Viacom to Cablevision: iPad app goes too far

Viacom doesn't want Cablevision streaming video to the iPad either. Last week, the video giant went after Time Warner Cable and also issued a statement warning Cablevision to take down its content from the app.

Marguerite Reardon Former senior reporter
Marguerite Reardon started as a CNET News reporter in 2004, covering cellphone services, broadband, citywide Wi-Fi, the Net neutrality debate and the consolidation of the phone companies.
Marguerite Reardon
2 min read

Cablevision is the next cable operator on Viacom's hit-list as the company tries to stop cable companies from offering apps that stream its content on iPads.

Last week, Viacom notified Cablevision that its iPad app, which delivers live TV and video-on-demand to its subscribers on their iPads while they're inside their homes, is not authorized.
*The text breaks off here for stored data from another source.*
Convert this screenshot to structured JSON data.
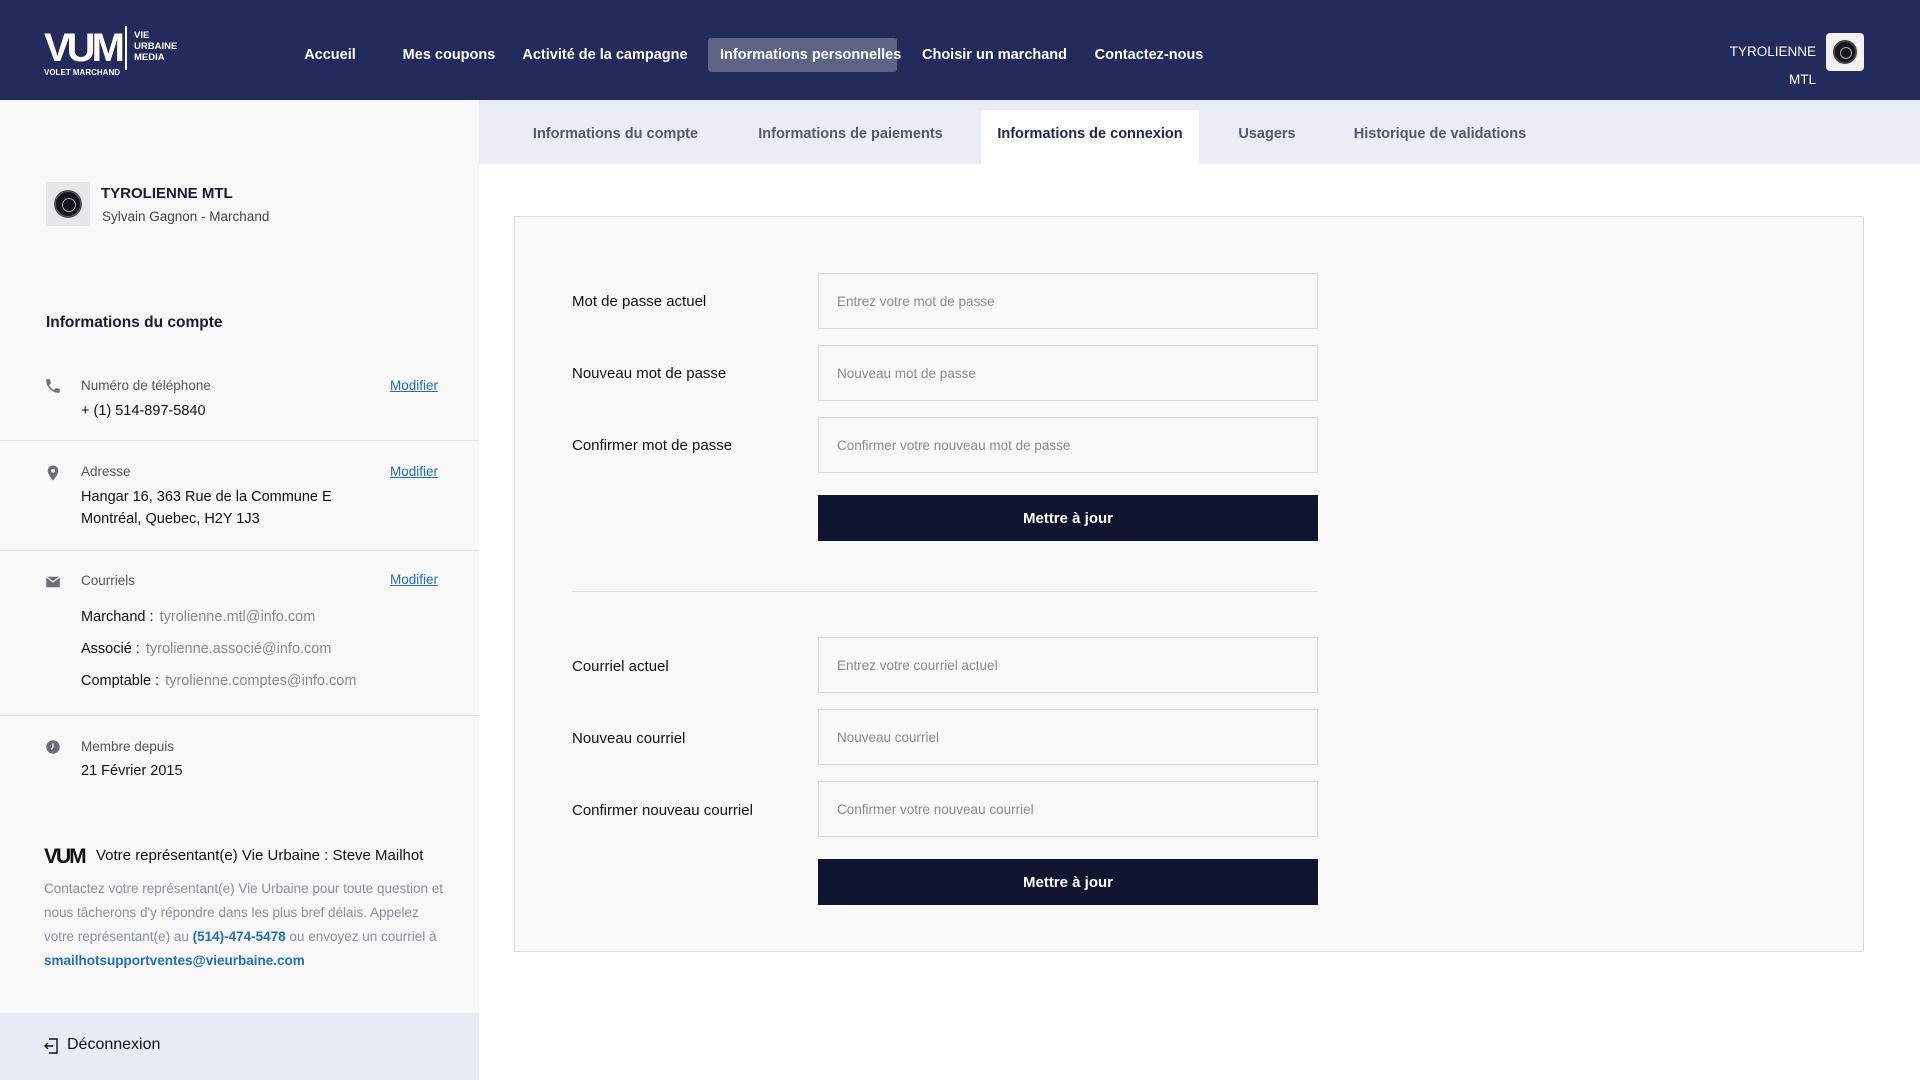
{
  "brand": {
    "logo_mark": "VUM",
    "logo_words": [
      "VIE",
      "URBAINE",
      "MEDIA"
    ],
    "logo_sub": "VOLET MARCHAND"
  },
  "nav": {
    "items": [
      {
        "label": "Accueil"
      },
      {
        "label": "Mes coupons"
      },
      {
        "label": "Activité de la campagne"
      },
      {
        "label": "Informations personnelles",
        "active": true
      },
      {
        "label": "Choisir un marchand"
      },
      {
        "label": "Contactez-nous"
      }
    ],
    "user_name": "TYROLIENNE MTL"
  },
  "sidebar": {
    "merchant_name": "TYROLIENNE MTL",
    "merchant_sub": "Sylvain Gagnon - Marchand",
    "section_title": "Informations du compte",
    "phone": {
      "label": "Numéro de téléphone",
      "value": "+ (1) 514-897-5840",
      "icon": "phone-icon"
    },
    "address": {
      "label": "Adresse",
      "line1": "Hangar 16, 363 Rue de la Commune E",
      "line2": "Montréal, Quebec, H2Y 1J3",
      "icon": "location-pin-icon"
    },
    "emails": {
      "label": "Courriels",
      "icon": "envelope-icon",
      "rows": [
        {
          "role": "Marchand :",
          "value": "tyrolienne.mtl@info.com"
        },
        {
          "role": "Associé :",
          "value": "tyrolienne.associé@info.com"
        },
        {
          "role": "Comptable :",
          "value": "tyrolienne.comptes@info.com"
        }
      ]
    },
    "member_since": {
      "label": "Membre depuis",
      "value": "21 Février 2015",
      "icon": "clock-icon"
    },
    "modify_label": "Modifier",
    "rep": {
      "logo": "VUM",
      "title": "Votre représentant(e) Vie Urbaine : Steve Mailhot",
      "text_1": "Contactez votre représentant(e) Vie Urbaine pour toute question et nous tâcherons d'y répondre dans les plus bref délais. Appelez votre représentant(e) au ",
      "phone": "(514)-474-5478",
      "text_2": " ou envoyez un courriel à ",
      "email": "smailhotsupportventes@vieurbaine.com"
    },
    "logout_label": "Déconnexion"
  },
  "tabs": [
    {
      "label": "Informations du compte"
    },
    {
      "label": "Informations de paiements"
    },
    {
      "label": "Informations de connexion",
      "active": true
    },
    {
      "label": "Usagers"
    },
    {
      "label": "Historique de validations"
    }
  ],
  "form": {
    "password": {
      "current_label": "Mot de passe actuel",
      "current_placeholder": "Entrez votre mot de passe",
      "new_label": "Nouveau mot de passe",
      "new_placeholder": "Nouveau mot de passe",
      "confirm_label": "Confirmer mot de passe",
      "confirm_placeholder": "Confirmer votre nouveau mot de passe",
      "button": "Mettre à jour"
    },
    "email": {
      "current_label": "Courriel actuel",
      "current_placeholder": "Entrez votre courriel actuel",
      "new_label": "Nouveau courriel",
      "new_placeholder": "Nouveau courriel",
      "confirm_label": "Confirmer nouveau courriel",
      "confirm_placeholder": "Confirmer votre nouveau courriel",
      "button": "Mettre à jour"
    }
  },
  "colors": {
    "topbar": "#232a5c",
    "nav_active": "#5c6486",
    "button": "#11142e",
    "link": "#1f6fbf"
  }
}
This is just the latest move from Viacom in a battle to maintain control of its content on mobile devices. Last week, the company became involved in two lawsuits with Time Warner Cable over the cable operator's iPad app.

Josh P. Miller/CNET

On Thursday, Time Warner Cable filed a lawsuit against Viacom in federal court asserting that its own iPad app that delivers live TV streaming is covered under existing distribution agreements. Viacom responded with its own lawsuit accusing Time Warner of violating copyright and not living up to its content distribution agreement.
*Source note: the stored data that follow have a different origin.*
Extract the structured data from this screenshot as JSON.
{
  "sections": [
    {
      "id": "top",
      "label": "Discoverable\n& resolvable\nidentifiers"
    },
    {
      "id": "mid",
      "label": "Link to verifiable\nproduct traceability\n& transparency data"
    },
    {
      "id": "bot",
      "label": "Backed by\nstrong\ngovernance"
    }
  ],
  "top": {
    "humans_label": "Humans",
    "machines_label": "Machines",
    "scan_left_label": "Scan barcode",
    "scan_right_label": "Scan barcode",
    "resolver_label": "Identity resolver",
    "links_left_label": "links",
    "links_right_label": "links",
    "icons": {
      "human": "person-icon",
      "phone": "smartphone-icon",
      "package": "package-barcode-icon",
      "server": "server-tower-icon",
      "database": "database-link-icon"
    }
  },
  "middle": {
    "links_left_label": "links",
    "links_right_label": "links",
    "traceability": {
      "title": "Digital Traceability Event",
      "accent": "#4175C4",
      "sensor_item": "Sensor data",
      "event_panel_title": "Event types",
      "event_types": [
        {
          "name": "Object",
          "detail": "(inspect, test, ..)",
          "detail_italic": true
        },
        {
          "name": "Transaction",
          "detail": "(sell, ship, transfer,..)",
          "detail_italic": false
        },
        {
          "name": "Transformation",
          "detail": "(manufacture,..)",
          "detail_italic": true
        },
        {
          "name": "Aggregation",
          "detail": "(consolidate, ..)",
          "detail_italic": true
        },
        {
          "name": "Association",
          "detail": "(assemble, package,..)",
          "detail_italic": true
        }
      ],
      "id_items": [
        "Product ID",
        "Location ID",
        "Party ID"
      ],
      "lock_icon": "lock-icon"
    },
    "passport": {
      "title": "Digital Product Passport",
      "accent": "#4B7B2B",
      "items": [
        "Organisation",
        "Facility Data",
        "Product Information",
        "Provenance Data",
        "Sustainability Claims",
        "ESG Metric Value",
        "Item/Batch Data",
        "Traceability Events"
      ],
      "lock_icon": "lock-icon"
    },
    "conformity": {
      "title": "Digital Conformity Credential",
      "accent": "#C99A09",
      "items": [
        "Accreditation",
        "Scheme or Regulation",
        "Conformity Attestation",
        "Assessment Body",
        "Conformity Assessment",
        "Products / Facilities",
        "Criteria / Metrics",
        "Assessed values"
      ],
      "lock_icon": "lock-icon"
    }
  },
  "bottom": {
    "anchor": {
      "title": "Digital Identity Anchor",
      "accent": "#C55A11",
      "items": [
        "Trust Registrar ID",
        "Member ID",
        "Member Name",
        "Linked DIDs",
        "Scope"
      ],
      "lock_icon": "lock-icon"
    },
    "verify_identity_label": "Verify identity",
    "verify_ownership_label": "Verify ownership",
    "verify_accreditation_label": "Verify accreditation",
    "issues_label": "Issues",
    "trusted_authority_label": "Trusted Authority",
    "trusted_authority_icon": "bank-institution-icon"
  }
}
Viacom has not yet sent a cease-and-desist letter to Cablevision, according to the Multichannel News. But the company issued a statement Friday warning Cablevision that it must honor its distribution agreements.

"Cablevision has seized distribution rights that Viacom has not granted. Viacom grants rights to distribute our content based on specific technologies and devices. We have extensive relationships with dozens of distribution companies who deal with us fairly and deliver outstanding consumer experiences on a variety of platforms. These relationships are based on fair licensing agreements that provide appropriate value for everyone involved. We will take the steps necessary to ensure that Cablevision respects our rights."

Cablevision has said that it is well within its rights to offer the streaming content to iPads. In its own statement the company argues that the iPad is just like a TV.

"Cablevision's agreements with programmers allow us to deliver cable television service to our customers, regardless of how many or what kinds of televisions they have in the home. Programmers are paid based on how many homes we securely connect to their content, not how many televisions display it, so they have never questioned whether a customer has a single TV or a dozen 50-inch flat panels in the home -- it's all cable television. Optimum App for iPad simply turns the iPad into another television in the home, and one it is worth noting our customers are finding particularly enjoyable and easy to use."

The cable sports network YES Network, which broadcasts New York Yankees games, has also notified Cablevision that the app violates its distribution agreement.